“A minha condição é melhor do que nesta altura do ano passado” - Jonas Vingegaard deixa aviso antes da Volta à Catalunha

Ciclismo
segunda-feira, 23 março 2026 a 12:00
vingegaard volta a catalunya etapa 1
Jonas Vingegaard chega à Volta à Catalunha na sequência do recente triunfo no Paris-Nice, um desempenho que reforçou a confiança no arranque da época. O dinamarquês vê progressos claros face a 2025 e está satisfeito com a forma atual.
“É verdade que, no geral, a minha condição está melhor do que no ano passado nesta altura, por isso acho que está tudo no sítio e, sim, sinto-me um pouco melhor”, disse ao AS. Vem de uma vitória no Paris-Nice, onde não só trepou bem como brilhou em condições meteorológicas muito difíceis.
O líder da Team Visma | Lease a Bike acredita que a progressão é chave para um calendário exigente, no qual pretende manter o nível mostrado em França. Cauteloso mas ambicioso, aponta a sensações semelhantes na Catalunha, onde o percurso lhe é bastante mais favorável. “Espero conseguir fazer uma semana como a última no Paris–Nice e depois veremos. A transição foi curta, mas espero estar pronto também para esta corrida”.
O dinamarquês não esconde que a concorrência será feroz este ano, com vários grandes nomes na start list. Entre eles, corredores como João Almeida, Remco Evenepoel, Florian Lipowitz, Tom Pidcock e Lenny Martinez.
“Há muitos bons corredores, obviamente. O Almeida está aqui, os da Red Bull estão aqui, acho que até o Lenny Martinez veio. Provavelmente estou a esquecer-me de alguém, mas é um percurso muito duro esta semana”.
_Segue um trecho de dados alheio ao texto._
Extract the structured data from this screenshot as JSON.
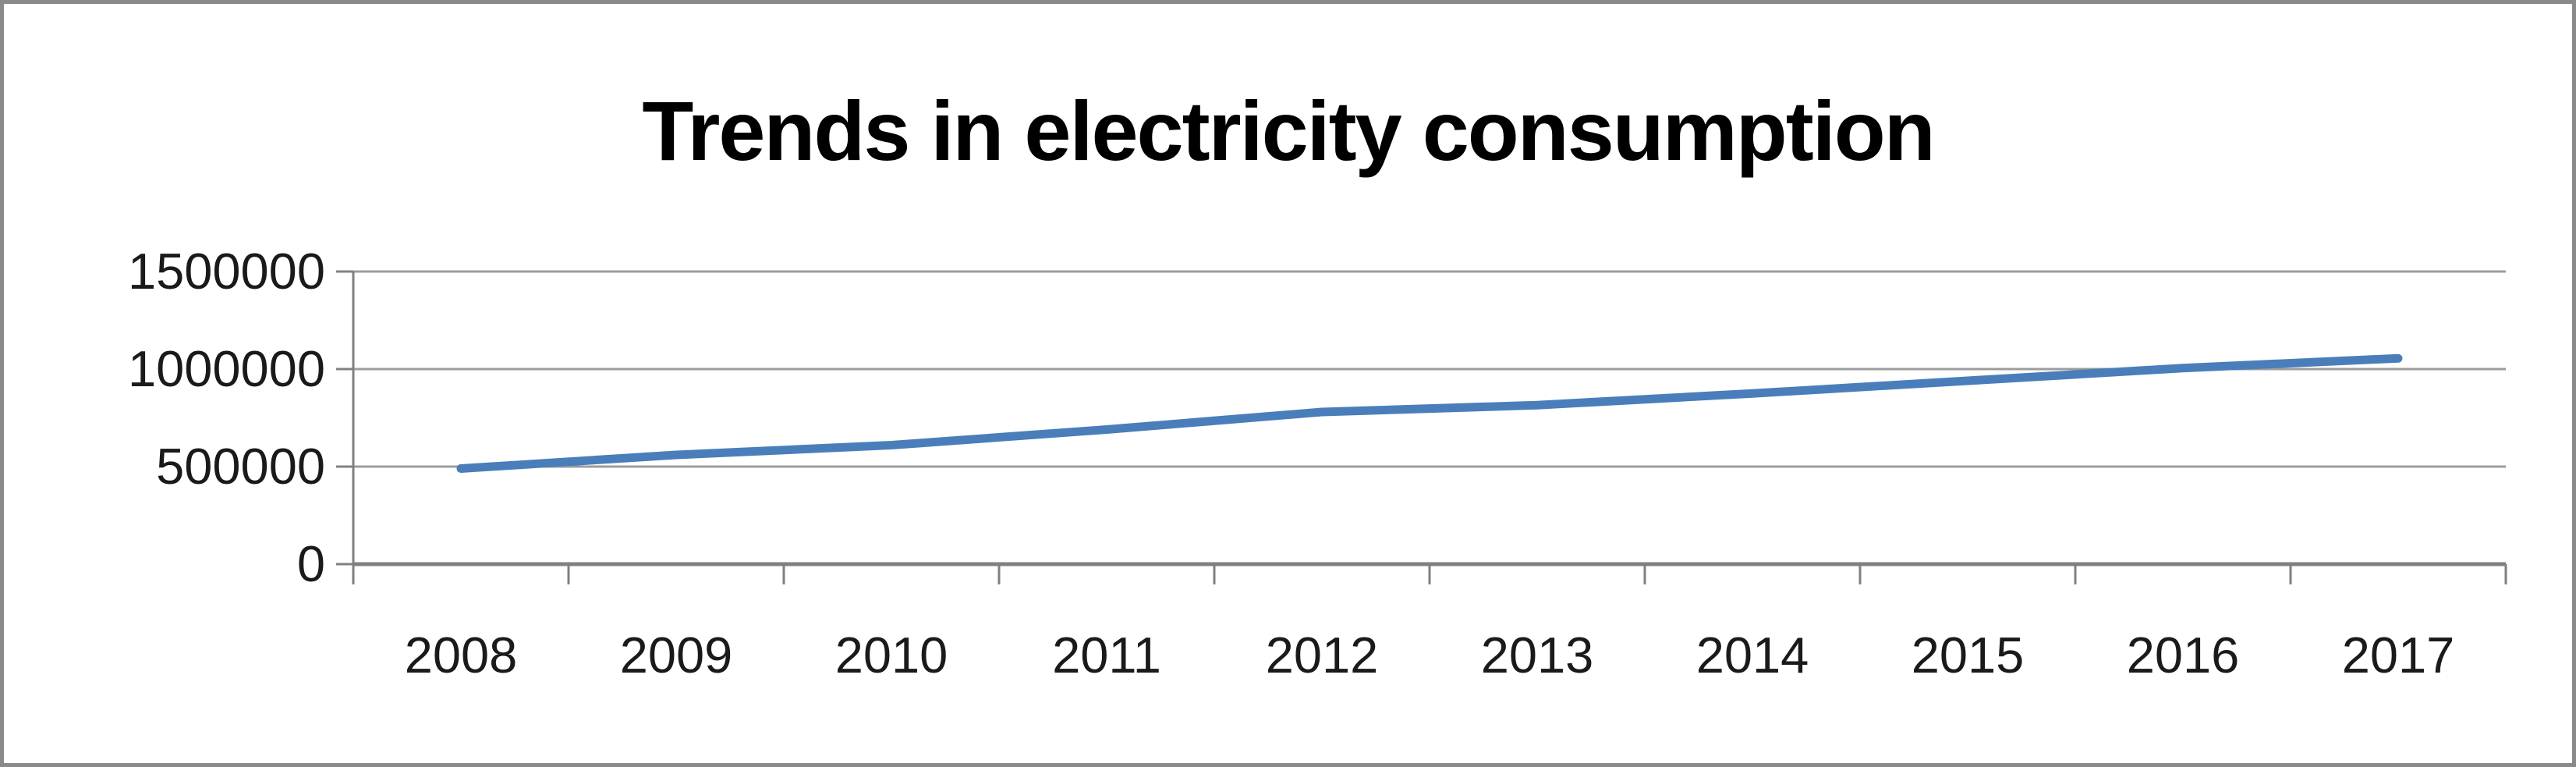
{
  "chart_data": {
    "type": "line",
    "title": "Trends in electricity consumption",
    "categories": [
      "2008",
      "2009",
      "2010",
      "2011",
      "2012",
      "2013",
      "2014",
      "2015",
      "2016",
      "2017"
    ],
    "values": [
      490000,
      560000,
      610000,
      690000,
      780000,
      815000,
      875000,
      940000,
      1005000,
      1055000
    ],
    "xlabel": "",
    "ylabel": "",
    "ylim": [
      0,
      1500000
    ],
    "yticks": [
      0,
      500000,
      1000000,
      1500000
    ],
    "ytick_labels": [
      "0",
      "500000",
      "1000000",
      "1500000"
    ],
    "grid": "horizontal-major",
    "legend": "none"
  },
  "colors": {
    "line": "#4a7ebb",
    "gridline": "#9c9c9c",
    "axis": "#808080",
    "label_text": "#1a1a1a",
    "title_text": "#000000",
    "frame_border": "#8a8a8a",
    "background": "#ffffff"
  }
}
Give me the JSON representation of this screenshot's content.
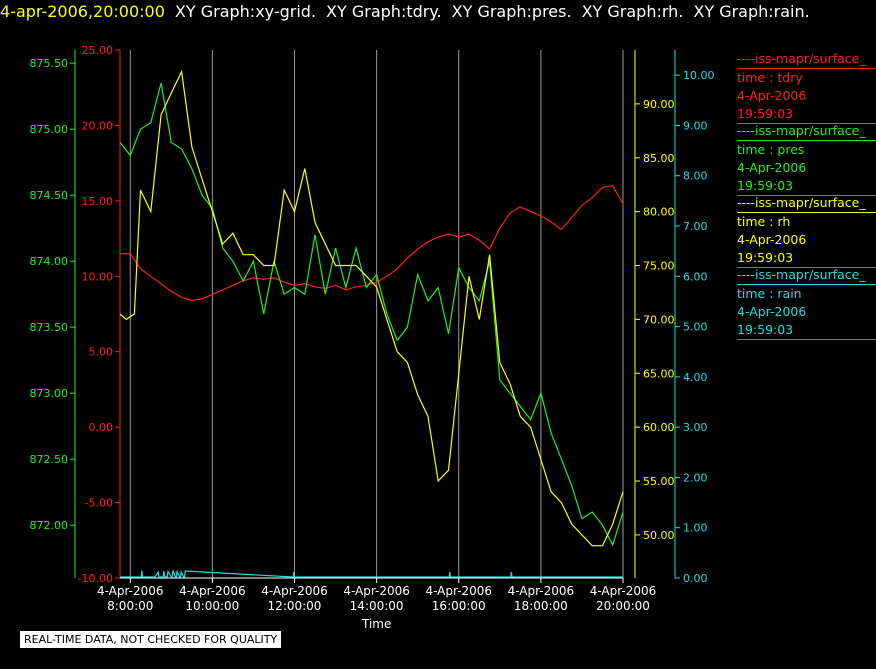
{
  "header": {
    "timestamp": "4-apr-2006,20:00:00",
    "graphs": [
      "XY Graph:xy-grid.",
      "XY Graph:tdry.",
      "XY Graph:pres.",
      "XY Graph:rh.",
      "XY Graph:rain."
    ]
  },
  "legend": [
    {
      "series": "----iss-mapr/surface_",
      "var": "time : tdry",
      "date": "4-Apr-2006",
      "time": "19:59:03",
      "color": "#ff2020"
    },
    {
      "series": "----iss-mapr/surface_",
      "var": "time : pres",
      "date": "4-Apr-2006",
      "time": "19:59:03",
      "color": "#22ee22"
    },
    {
      "series": "----iss-mapr/surface_",
      "var": "time : rh",
      "date": "4-Apr-2006",
      "time": "19:59:03",
      "color": "#ffff00"
    },
    {
      "series": "----iss-mapr/surface_",
      "var": "time : rain",
      "date": "4-Apr-2006",
      "time": "19:59:03",
      "color": "#22dddd"
    }
  ],
  "disclaimer": "REAL-TIME DATA, NOT CHECKED FOR QUALITY",
  "chart_data": {
    "type": "line",
    "xlabel": "Time",
    "xlim": [
      7.75,
      20.0
    ],
    "x_ticks": [
      {
        "v": 8,
        "d": "4-Apr-2006",
        "t": "8:00:00"
      },
      {
        "v": 10,
        "d": "4-Apr-2006",
        "t": "10:00:00"
      },
      {
        "v": 12,
        "d": "4-Apr-2006",
        "t": "12:00:00"
      },
      {
        "v": 14,
        "d": "4-Apr-2006",
        "t": "14:00:00"
      },
      {
        "v": 16,
        "d": "4-Apr-2006",
        "t": "16:00:00"
      },
      {
        "v": 18,
        "d": "4-Apr-2006",
        "t": "18:00:00"
      },
      {
        "v": 20,
        "d": "4-Apr-2006",
        "t": "20:00:00"
      }
    ],
    "grid": "vertical",
    "axes": [
      {
        "name": "tdry",
        "side": "left",
        "color": "#ff2020",
        "ylim": [
          -10,
          25
        ],
        "ticks": [
          "-10.00",
          "-5.00",
          "0.00",
          "5.00",
          "10.00",
          "15.00",
          "20.00",
          "25.00"
        ]
      },
      {
        "name": "pres",
        "side": "left",
        "color": "#22ee22",
        "ylim": [
          871.6,
          875.6
        ],
        "ticks": [
          "872.00",
          "872.50",
          "873.00",
          "873.50",
          "874.00",
          "874.50",
          "875.00",
          "875.50"
        ]
      },
      {
        "name": "rh",
        "side": "right",
        "color": "#ffff00",
        "ylim": [
          46.0,
          95.0
        ],
        "ticks": [
          "50.00",
          "55.00",
          "60.00",
          "65.00",
          "70.00",
          "75.00",
          "80.00",
          "85.00",
          "90.00"
        ]
      },
      {
        "name": "rain",
        "side": "right",
        "color": "#22dddd",
        "ylim": [
          0,
          10.5
        ],
        "ticks": [
          "0.00",
          "1.00",
          "2.00",
          "3.00",
          "4.00",
          "5.00",
          "6.00",
          "7.00",
          "8.00",
          "9.00",
          "10.00"
        ]
      }
    ],
    "series": [
      {
        "axis": "tdry",
        "color": "#ff2020",
        "x": [
          7.75,
          8.0,
          8.25,
          8.5,
          8.75,
          9.0,
          9.25,
          9.5,
          9.75,
          10.0,
          10.25,
          10.5,
          10.75,
          11.0,
          11.25,
          11.5,
          11.75,
          12.0,
          12.25,
          12.5,
          12.75,
          13.0,
          13.25,
          13.5,
          13.75,
          14.0,
          14.25,
          14.5,
          14.75,
          15.0,
          15.25,
          15.5,
          15.75,
          16.0,
          16.25,
          16.5,
          16.75,
          17.0,
          17.25,
          17.5,
          17.75,
          18.0,
          18.25,
          18.5,
          18.75,
          19.0,
          19.25,
          19.5,
          19.75,
          20.0
        ],
        "y": [
          11.5,
          11.5,
          10.5,
          10,
          9.5,
          9,
          8.6,
          8.4,
          8.5,
          8.8,
          9.1,
          9.4,
          9.7,
          9.9,
          9.8,
          9.9,
          9.6,
          9.4,
          9.5,
          9.3,
          9.2,
          9.4,
          9.1,
          9.3,
          9.4,
          9.6,
          10.0,
          10.5,
          11.2,
          11.8,
          12.3,
          12.6,
          12.8,
          12.6,
          12.8,
          12.4,
          11.8,
          13.2,
          14.2,
          14.6,
          14.3,
          14.0,
          13.6,
          13.1,
          13.9,
          14.7,
          15.2,
          15.9,
          16.0,
          14.8
        ]
      },
      {
        "axis": "pres",
        "color": "#22ee22",
        "x": [
          7.75,
          8.0,
          8.25,
          8.5,
          8.75,
          9.0,
          9.25,
          9.5,
          9.75,
          10.0,
          10.25,
          10.5,
          10.75,
          11.0,
          11.25,
          11.5,
          11.75,
          12.0,
          12.25,
          12.5,
          12.75,
          13.0,
          13.25,
          13.5,
          13.75,
          14.0,
          14.25,
          14.5,
          14.75,
          15.0,
          15.25,
          15.5,
          15.75,
          16.0,
          16.25,
          16.5,
          16.75,
          17.0,
          17.25,
          17.5,
          17.75,
          18.0,
          18.25,
          18.5,
          18.75,
          19.0,
          19.25,
          19.5,
          19.75,
          20.0
        ],
        "y": [
          874.9,
          874.8,
          875.0,
          875.05,
          875.35,
          874.9,
          874.85,
          874.7,
          874.5,
          874.4,
          874.1,
          874.0,
          873.85,
          874.0,
          873.6,
          874.0,
          873.75,
          873.8,
          873.75,
          874.2,
          873.75,
          874.1,
          873.8,
          874.1,
          873.8,
          873.9,
          873.6,
          873.4,
          873.5,
          873.9,
          873.7,
          873.8,
          873.45,
          873.95,
          873.8,
          873.7,
          874.0,
          873.1,
          873.0,
          872.9,
          872.8,
          873.0,
          872.7,
          872.5,
          872.3,
          872.05,
          872.1,
          872.0,
          871.85,
          872.1
        ]
      },
      {
        "axis": "rh",
        "color": "#ffff00",
        "x": [
          7.75,
          7.9,
          8.1,
          8.25,
          8.5,
          8.75,
          9.0,
          9.25,
          9.5,
          9.75,
          10.0,
          10.25,
          10.5,
          10.75,
          11.0,
          11.25,
          11.5,
          11.75,
          12.0,
          12.25,
          12.5,
          12.75,
          13.0,
          13.25,
          13.5,
          13.75,
          14.0,
          14.25,
          14.5,
          14.75,
          15.0,
          15.25,
          15.5,
          15.75,
          16.0,
          16.25,
          16.5,
          16.75,
          17.0,
          17.25,
          17.5,
          17.75,
          18.0,
          18.25,
          18.5,
          18.75,
          19.0,
          19.25,
          19.5,
          19.75,
          20.0
        ],
        "y": [
          70.5,
          70,
          70.5,
          82,
          80,
          89,
          91,
          93,
          86,
          83,
          80,
          77,
          78,
          76,
          76,
          75,
          75,
          82,
          80,
          84,
          79,
          77,
          75,
          75,
          75,
          74,
          73,
          70,
          67,
          66,
          63,
          61,
          55,
          56,
          65,
          74,
          70,
          76,
          66,
          64,
          61,
          60,
          57,
          54,
          53,
          51,
          50,
          49,
          49,
          51,
          54
        ]
      },
      {
        "axis": "rain",
        "color": "#22dddd",
        "x": [
          7.75,
          8.27,
          8.28,
          8.3,
          8.6,
          8.68,
          8.7,
          8.8,
          8.82,
          8.84,
          8.9,
          8.92,
          9.0,
          9.02,
          9.04,
          9.1,
          9.12,
          9.14,
          9.2,
          9.22,
          9.24,
          9.3,
          9.32,
          9.34,
          11.97,
          11.98,
          12.0,
          15.77,
          15.78,
          15.8,
          17.27,
          17.28,
          17.3,
          20.0
        ],
        "y": [
          0.02,
          0.02,
          0.15,
          0.02,
          0.02,
          0.12,
          0.02,
          0.02,
          0.14,
          0.02,
          0.02,
          0.13,
          0.02,
          0.02,
          0.15,
          0.02,
          0.02,
          0.13,
          0.02,
          0.02,
          0.12,
          0.02,
          0.02,
          0.14,
          0.02,
          0.12,
          0.02,
          0.02,
          0.12,
          0.02,
          0.02,
          0.12,
          0.02,
          0.02
        ]
      }
    ]
  }
}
O nível mais alto de sempre?

Para lá dos rivais, Vingegaard reflete sobre um período recente marcado por quedas que testaram a sua resiliência mental. O bicampeão da Volta a França explica como geriu esses momentos difíceis sem recorrer a ajuda especializada. “Por vezes caímos e isso faz parte do ciclismo, a partir daí tens de tentar voltar a competir, focar-te no treino novamente e apontar à corrida seguinte”.
Nesse processo, sublinha o papel crucial do seu círculo próximo: “Não, acho que a pessoa que mais me tem ajudado é a minha mulher ao longo destes anos e, basicamente, em tudo, desde o início da minha carreira. Fico sempre um pouco nervoso nas corridas e ela é sempre o meu grande apoio”.
Olhando para os objetivos de médio prazo, o dinamarquês mantém o foco no próprio rendimento, sem se distrair com a presença ou ausência de rivais como Tadej Pogacar. “Não, só penso em mim, não penso se ele está lá ou não, penso apenas nas corridas que quero fazer e vou lá para tentar ganhá-las”.
Vingegaard, ciclista dinamarquês
Jonas Vingegaard a vencer a chegada em alto na Estación de Valdezcaray na Volta a Espanha 2025
Essa mentalidade também enquadra a sua avaliação da fase atual da carreira: “Acho que é difícil dizer se estás nos melhores anos da tua carreira. Só sabes quando o rendimento começa a cair, mas neste momento sinto que estou a melhorar. Não sei se este é o meu nível mais alto, isso é algo que nunca sabes, mas sinto que continuo a melhorar o meu nível no geral”.
Em termos de planeamento, Vingegaard aborda uma época diferente, com a estreia na Volta a Itália como um dos principais objetivos. O dinamarquês diz que a decisão segue uma estratégia progressiva e uma ambição pessoal antiga. “Trata-se de manter uma progressão lenta antes de fazer o Giro e o Tour, passar por isso para que não pareça demasiado longo”. Assume abertamente o desejo de conquistar a grande volta italiana e completar a trilogia: “Tenho em mente ganhar o Giro há anos”.

Pogacar e vitória na Catalunha

As exigências do calendário e a força do pelotão atual não mudam a sua abordagem competitiva. Vingegaard sabe que o nível geral continua a subir, impulsionado em parte por rivalidades de alto calibre. “Claro que ter um rival como o Pogacar faz toda a gente trabalhar ainda mais e obriga todos a subir o nível se quiserem ganhar, por isso também tentamos ser melhores todos os dias”.
Com essa mentalidade, o dinamarquês enfrenta uma Volta à Catalunha aberta e exigente, sem um favorito destacado na sua opinião. “Eu não diria que há um em particular. A Red Bull tem o Lipowitz e o Remco; a UAE também tem o Almeida; e o Lenny Martinez também está forte, por isso não diria que há um principal rival”. É o cenário ideal para aferir a forma antes dos grandes objetivos que vão definir a sua temporada.